A categorical value specification is a flat list or hierarchic tree structure containing a finite number of pre-determined choices. Here we provide for choices whose values are either xsd:string or xsd:anyURI references to ontology terms.
If a string must conform to a smaller set of choices, and nothing more needs to be axiomatized about each choice, then this can be accomplished with a value specification that is both string and categorical. The value specification has a 'has specified value' component which uses a regular expression to enumerate the permitted strings. Note that in this approach one cannot easily provide other information (label, description) about choice in a user interface.

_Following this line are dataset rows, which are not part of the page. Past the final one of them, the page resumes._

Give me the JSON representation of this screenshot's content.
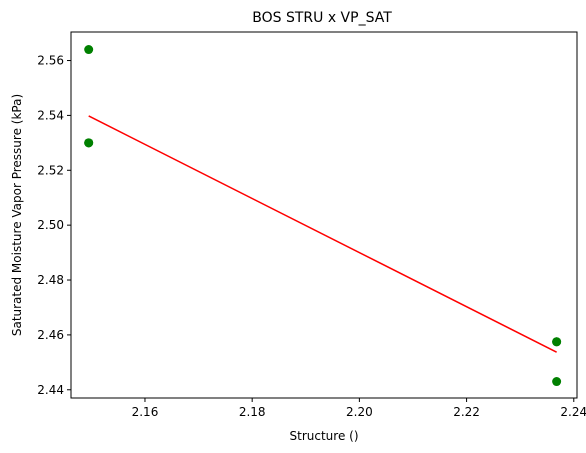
{
  "chart_data": {
    "type": "scatter",
    "title": "BOS STRU x VP_SAT",
    "xlabel": "Structure ()",
    "ylabel": "Saturated Moisture Vapor Pressure (kPa)",
    "xlim": [
      2.1462,
      2.2406
    ],
    "ylim": [
      2.437,
      2.5704
    ],
    "x_ticks": [
      2.16,
      2.18,
      2.2,
      2.22,
      2.24
    ],
    "y_ticks": [
      2.44,
      2.46,
      2.48,
      2.5,
      2.52,
      2.54,
      2.56
    ],
    "grid": false,
    "series": [
      {
        "kind": "scatter",
        "color": "#008000",
        "points": [
          {
            "x": 2.1495,
            "y": 2.564
          },
          {
            "x": 2.1495,
            "y": 2.53
          },
          {
            "x": 2.1495,
            "y": 2.53
          },
          {
            "x": 2.2368,
            "y": 2.4575
          },
          {
            "x": 2.2368,
            "y": 2.4575
          },
          {
            "x": 2.2368,
            "y": 2.443
          }
        ]
      },
      {
        "kind": "line",
        "color": "#ff0000",
        "points": [
          {
            "x": 2.1495,
            "y": 2.5398
          },
          {
            "x": 2.2368,
            "y": 2.4537
          }
        ]
      }
    ]
  }
}
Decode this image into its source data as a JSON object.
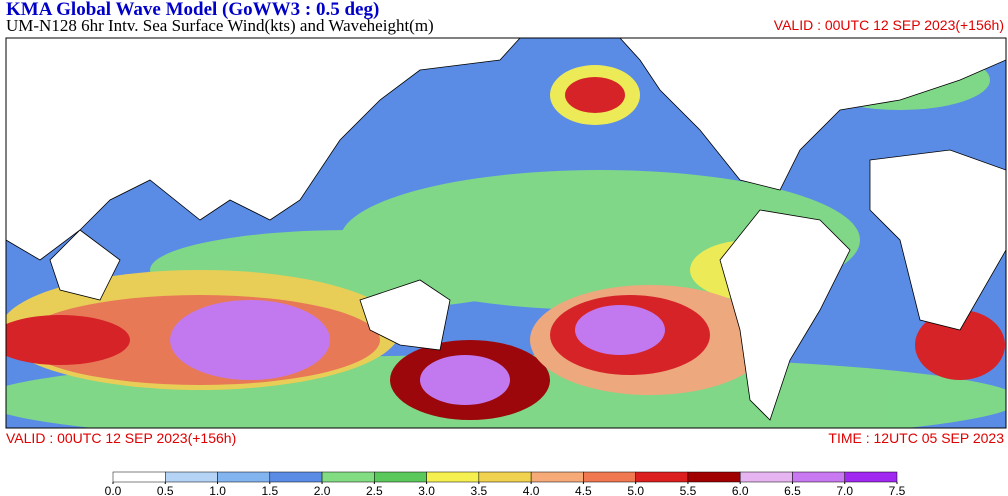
{
  "header": {
    "title": "KMA  Global Wave Model (GoWW3 : 0.5 deg)",
    "subtitle": "UM-N128  6hr Intv. Sea Surface Wind(kts) and Waveheight(m)",
    "valid": "VALID : 00UTC 12 SEP 2023(+156h)"
  },
  "footer": {
    "valid": "VALID : 00UTC 12 SEP 2023(+156h)",
    "time": "TIME : 12UTC 05 SEP 2023"
  },
  "colorbar": {
    "ticks": [
      {
        "value": 0,
        "label": "0.0"
      },
      0.5,
      {
        "value": 1,
        "label": "1.0"
      },
      1.5,
      {
        "value": 2,
        "label": "2.0"
      },
      2.5,
      {
        "value": 3,
        "label": "3.0"
      },
      3.5,
      {
        "value": 4,
        "label": "4.0"
      },
      4.5,
      {
        "value": 5,
        "label": "5.0"
      },
      5.5,
      {
        "value": 6,
        "label": "6.0"
      },
      6.5,
      {
        "value": 7,
        "label": "7.0"
      },
      7.5
    ],
    "colors": [
      "#ffffff",
      "#b4d3f5",
      "#82b4f0",
      "#5a8ce6",
      "#82dc82",
      "#5ac85a",
      "#f5f050",
      "#f0d250",
      "#f5aa78",
      "#f07850",
      "#dc1e1e",
      "#a00000",
      "#e6b4f0",
      "#c878f0",
      "#a028f0"
    ]
  }
}
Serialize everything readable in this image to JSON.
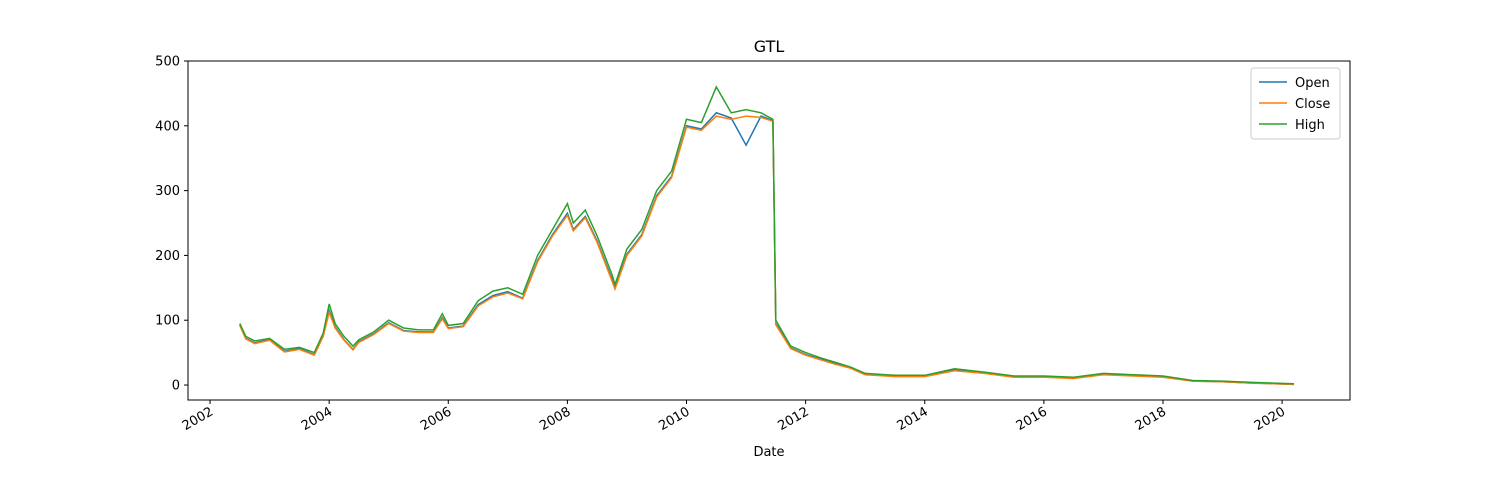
{
  "chart_data": {
    "type": "line",
    "title": "GTL",
    "xlabel": "Date",
    "x": [
      2002.5,
      2002.6,
      2002.75,
      2003.0,
      2003.25,
      2003.5,
      2003.75,
      2003.9,
      2004.0,
      2004.1,
      2004.25,
      2004.4,
      2004.5,
      2004.75,
      2005.0,
      2005.25,
      2005.5,
      2005.75,
      2005.9,
      2006.0,
      2006.25,
      2006.5,
      2006.75,
      2007.0,
      2007.25,
      2007.5,
      2007.75,
      2008.0,
      2008.1,
      2008.3,
      2008.5,
      2008.75,
      2008.8,
      2009.0,
      2009.25,
      2009.5,
      2009.75,
      2010.0,
      2010.25,
      2010.5,
      2010.75,
      2011.0,
      2011.25,
      2011.45,
      2011.5,
      2011.75,
      2012.0,
      2012.25,
      2012.5,
      2012.75,
      2013.0,
      2013.5,
      2014.0,
      2014.5,
      2015.0,
      2015.5,
      2016.0,
      2016.5,
      2017.0,
      2017.5,
      2018.0,
      2018.5,
      2019.0,
      2019.5,
      2020.2
    ],
    "series": [
      {
        "name": "Open",
        "color": "#1f77b4",
        "values": [
          93,
          72,
          65,
          70,
          52,
          56,
          47,
          76,
          115,
          90,
          70,
          55,
          67,
          79,
          96,
          84,
          82,
          82,
          104,
          88,
          91,
          124,
          138,
          144,
          134,
          192,
          232,
          265,
          240,
          260,
          222,
          163,
          150,
          202,
          232,
          292,
          322,
          400,
          395,
          420,
          412,
          370,
          415,
          408,
          95,
          57,
          47,
          40,
          33,
          27,
          17,
          14,
          14,
          23,
          19,
          13,
          13,
          11,
          17,
          15,
          13,
          6,
          5,
          3,
          1
        ]
      },
      {
        "name": "Close",
        "color": "#ff7f0e",
        "values": [
          92,
          71,
          64,
          69,
          51,
          55,
          46,
          75,
          112,
          88,
          69,
          54,
          66,
          78,
          95,
          83,
          81,
          81,
          102,
          87,
          90,
          122,
          136,
          142,
          133,
          190,
          230,
          262,
          238,
          258,
          220,
          160,
          148,
          200,
          230,
          290,
          320,
          398,
          393,
          415,
          410,
          415,
          413,
          407,
          93,
          56,
          46,
          39,
          32,
          26,
          16,
          13,
          13,
          22,
          18,
          12,
          12,
          10,
          16,
          14,
          12,
          6,
          5,
          3,
          1
        ]
      },
      {
        "name": "High",
        "color": "#2ca02c",
        "values": [
          95,
          75,
          68,
          72,
          55,
          58,
          50,
          80,
          125,
          95,
          75,
          60,
          70,
          82,
          100,
          88,
          85,
          85,
          110,
          92,
          95,
          130,
          145,
          150,
          140,
          200,
          240,
          280,
          250,
          270,
          230,
          170,
          155,
          210,
          240,
          300,
          330,
          410,
          405,
          460,
          420,
          425,
          420,
          410,
          100,
          60,
          50,
          42,
          35,
          28,
          18,
          15,
          15,
          25,
          20,
          14,
          14,
          12,
          18,
          16,
          14,
          7,
          6,
          4,
          2
        ]
      }
    ],
    "xlim": [
      2001.63,
      2021.14
    ],
    "xticks": [
      2002,
      2004,
      2006,
      2008,
      2010,
      2012,
      2014,
      2016,
      2018,
      2020
    ],
    "ylim": [
      -23.1,
      500
    ],
    "yticks": [
      0,
      100,
      200,
      300,
      400,
      500
    ],
    "legend": "upper right"
  }
}
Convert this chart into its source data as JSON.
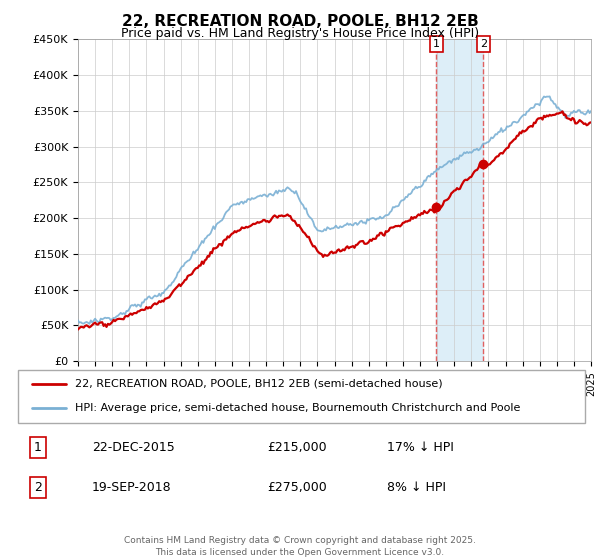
{
  "title": "22, RECREATION ROAD, POOLE, BH12 2EB",
  "subtitle": "Price paid vs. HM Land Registry's House Price Index (HPI)",
  "legend_line1": "22, RECREATION ROAD, POOLE, BH12 2EB (semi-detached house)",
  "legend_line2": "HPI: Average price, semi-detached house, Bournemouth Christchurch and Poole",
  "sale1_label": "1",
  "sale1_date": "22-DEC-2015",
  "sale1_price": "£215,000",
  "sale1_hpi": "17% ↓ HPI",
  "sale2_label": "2",
  "sale2_date": "19-SEP-2018",
  "sale2_price": "£275,000",
  "sale2_hpi": "8% ↓ HPI",
  "footer": "Contains HM Land Registry data © Crown copyright and database right 2025.\nThis data is licensed under the Open Government Licence v3.0.",
  "red_color": "#cc0000",
  "blue_color": "#7ab0d4",
  "highlight_color": "#ddeef8",
  "dashed_color": "#e06060",
  "ylim": [
    0,
    450000
  ],
  "yticks": [
    0,
    50000,
    100000,
    150000,
    200000,
    250000,
    300000,
    350000,
    400000,
    450000
  ],
  "sale1_t": 2015.96,
  "sale2_t": 2018.71,
  "sale1_price_val": 215000,
  "sale2_price_val": 275000
}
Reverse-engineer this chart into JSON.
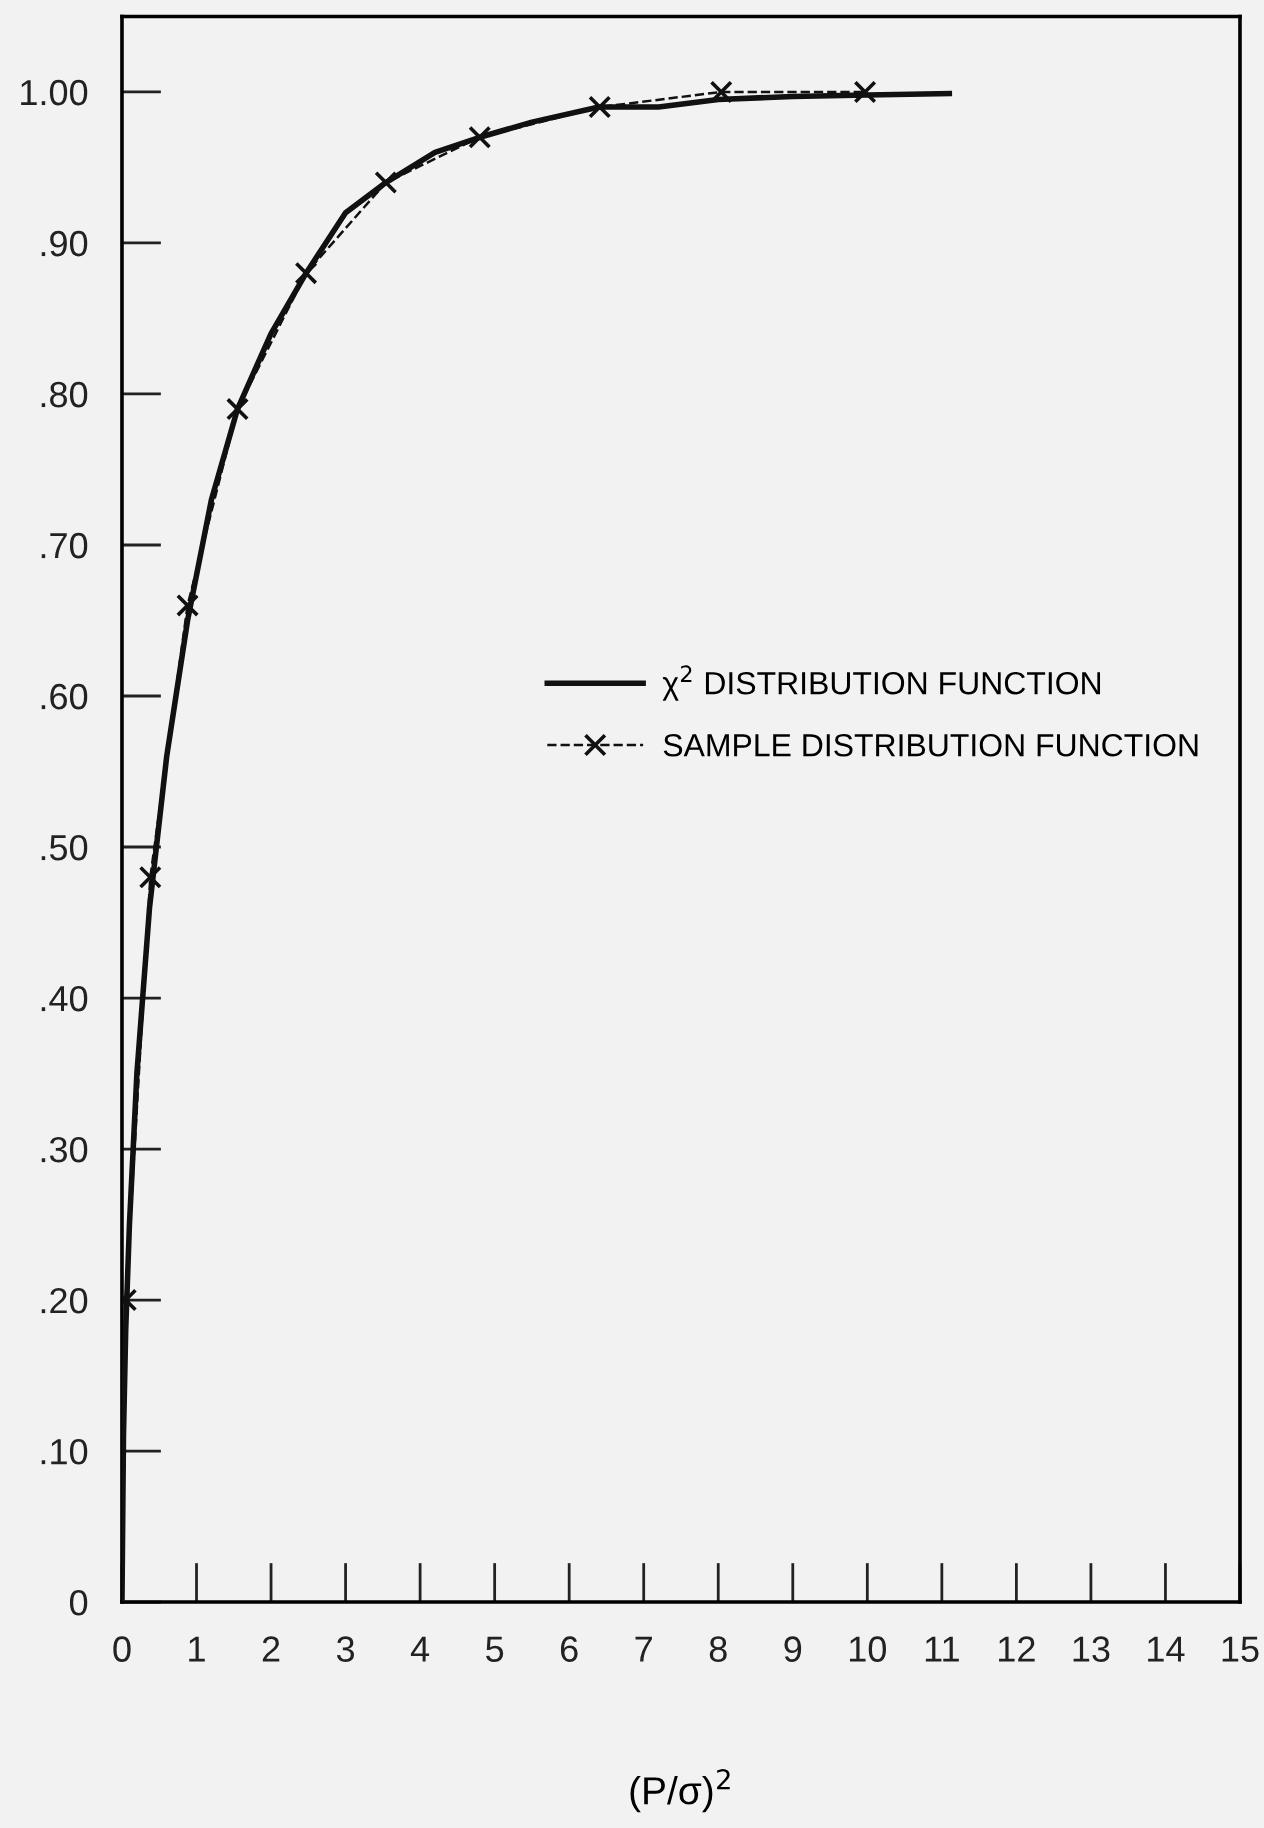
{
  "chart_data": {
    "type": "line",
    "xlabel": "(P/σ)$^{2}$",
    "xlim": [
      0,
      15
    ],
    "ylim": [
      0,
      1.05
    ],
    "xticks": [
      0,
      1,
      2,
      3,
      4,
      5,
      6,
      7,
      8,
      9,
      10,
      11,
      12,
      13,
      14,
      15
    ],
    "yticks": [
      {
        "value": 0,
        "label": "0"
      },
      {
        "value": 0.1,
        "label": ".10"
      },
      {
        "value": 0.2,
        "label": ".20"
      },
      {
        "value": 0.3,
        "label": ".30"
      },
      {
        "value": 0.4,
        "label": ".40"
      },
      {
        "value": 0.5,
        "label": ".50"
      },
      {
        "value": 0.6,
        "label": ".60"
      },
      {
        "value": 0.7,
        "label": ".70"
      },
      {
        "value": 0.8,
        "label": ".80"
      },
      {
        "value": 0.9,
        "label": ".90"
      },
      {
        "value": 1.0,
        "label": "1.00"
      }
    ],
    "grid": false,
    "legend": "right",
    "series": [
      {
        "name": "χ$^{2}$ DISTRIBUTION FUNCTION",
        "color": "#111111",
        "line_style": "solid",
        "marker": "none",
        "x": [
          0,
          0.02,
          0.05,
          0.1,
          0.2,
          0.37,
          0.6,
          0.88,
          1.2,
          1.55,
          2,
          2.47,
          3,
          3.54,
          4.2,
          4.8,
          5.5,
          6.4,
          7.2,
          8,
          9,
          10,
          11.1
        ],
        "values": [
          0,
          0.11,
          0.18,
          0.25,
          0.35,
          0.46,
          0.56,
          0.65,
          0.73,
          0.79,
          0.84,
          0.88,
          0.92,
          0.94,
          0.96,
          0.97,
          0.98,
          0.99,
          0.99,
          0.995,
          0.997,
          0.998,
          0.999
        ]
      },
      {
        "name": "SAMPLE DISTRIBUTION FUNCTION",
        "color": "#111111",
        "line_style": "dashed",
        "marker": "cross",
        "x": [
          0.05,
          0.38,
          0.88,
          1.55,
          2.47,
          3.54,
          4.8,
          6.41,
          8.04,
          9.97
        ],
        "values": [
          0.2,
          0.48,
          0.66,
          0.79,
          0.88,
          0.94,
          0.97,
          0.99,
          1.0,
          1.0
        ]
      }
    ]
  }
}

For example, an "E-coli K antigen value specification" can be represented as:
Class: 'E-coli K antigen value specification'
subClassOf 'categorical value specification'
subClassOf 'specifies value of' only 'K antigen'
subClassOf 'has specified value' only xsd:string[pattern "K(1|2a|2ac|3|4|5|6|7|8|9|10|11|12|13|14|15|16|18a|18ab|19|20|22|23|24|26|27|28|29|30|31|34|37|39|40|41|42|43|44|45|46|47|49|50|51|52|53|54|56|96|55|74|82|84|85ab|85ac|87|92|93|95|97|98|100|101|102|103|X104|X105|X106)"]]
[diagram]
This allows a reasoner to raise the unsatisfiable alarm when an instance of E-coli K antigen value specification
has specified value
'K17a'.
One can potentially leave the has specified value
axiom out, in which case validation enforcement would need to occur outside the OWL reasoning context.
Categorical choice lists or trees of ontology terms (e.g. of organism taxonomy, of disease, etc.) essentially have an xsd:anyURI datatype since a selection is an ontology URI. The aim here is to point to existing ontology class or instance identifiers within one's application ontology and/or imported from 3rd party ontologies as selections for a categorical variable. However, some complications arise which the following example will explore. We could try to capture a handedness
quality with:
Class: 'handedness value specification'
subClassOf 'categorical value specification'
subClassOf 'has specified value' only handedness
However, this is not permitted in OWL since has specified value
data property can only have a literal on the right side. The target could be expressed simply as "has specified value
only xsd:anyURI", thus allowing values like xsd:anyURI right-handedness but this then requires some validation mechanism external to an OWL reasoner for limiting categorical values. The Class doesn't indicate what the choices are.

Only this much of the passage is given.